SMSF Professionals Association of Australia’s Graeme Colley last week pointed to ATO statistics as evidence that “gearing is not the issue its critics allege”.

“According to ATO statistics, geared property in SMSFs makes up less than one half of one per cent (0.4848 per cent) of their total investments,” said Mr Colley.

But as far as Mr Baker is concerned, using those statistics is akin to looking into the night sky and drawing conclusions about the stars.

“That light has been travelling for a thousand years and you’re looking into the past.
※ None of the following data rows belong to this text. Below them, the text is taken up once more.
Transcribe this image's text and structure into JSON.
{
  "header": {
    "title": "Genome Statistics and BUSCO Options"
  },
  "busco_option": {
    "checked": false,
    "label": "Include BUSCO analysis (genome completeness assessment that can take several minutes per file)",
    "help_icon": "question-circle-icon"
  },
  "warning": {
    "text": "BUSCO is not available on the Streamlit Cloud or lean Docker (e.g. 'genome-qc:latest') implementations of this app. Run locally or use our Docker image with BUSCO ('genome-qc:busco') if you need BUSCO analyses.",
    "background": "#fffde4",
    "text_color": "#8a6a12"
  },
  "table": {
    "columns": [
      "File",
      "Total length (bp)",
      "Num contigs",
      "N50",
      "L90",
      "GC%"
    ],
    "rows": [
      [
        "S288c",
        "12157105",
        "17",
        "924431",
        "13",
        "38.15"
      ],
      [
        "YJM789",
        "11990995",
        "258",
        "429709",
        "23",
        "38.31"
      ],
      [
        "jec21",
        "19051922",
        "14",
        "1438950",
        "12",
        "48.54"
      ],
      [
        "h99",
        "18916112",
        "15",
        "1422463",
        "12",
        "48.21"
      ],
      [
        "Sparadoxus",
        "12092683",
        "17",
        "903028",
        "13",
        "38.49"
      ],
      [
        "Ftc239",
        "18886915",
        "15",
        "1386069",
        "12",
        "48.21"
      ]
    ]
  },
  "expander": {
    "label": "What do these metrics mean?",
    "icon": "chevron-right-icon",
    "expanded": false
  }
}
It’s the same with SMSF data – you’re looking into the past,” he said.

A more up-to-date indicator of SMSF property gearing might be lending activity, he said – pointing to the RBA’s comments in March that bank lending to SMSFs has grown in recent years.

“You’ll see on most lenders’ websites now there’s an SMSF lending product,” said Mr Baker.

“Overall credit growth has been pretty slow, so lenders are looking for which part of the credit market is growing,” said Mr Baker.

Lenders are also creating more product for the demand, which is adding fuel to the fire, he said.

An ‘eye-catching’ case in point is the recent issue of the first commercial mortgage-backed security (CMBS) since 2011 by specialist lender Liberty Financial, wrote Mr Baker in his recent ‘Trialogue’ column.

Twenty-seven per cent of the $250 million CMBS pool comprised of SMSF loans, he said.

“It suggests that if a small lender like Liberty is already securitising SMSF loans, there is a fair bit of movement at the SMSF gearing ranch,” said Mr Baker.

“A lot can happen in two years when a product push is on,” he added.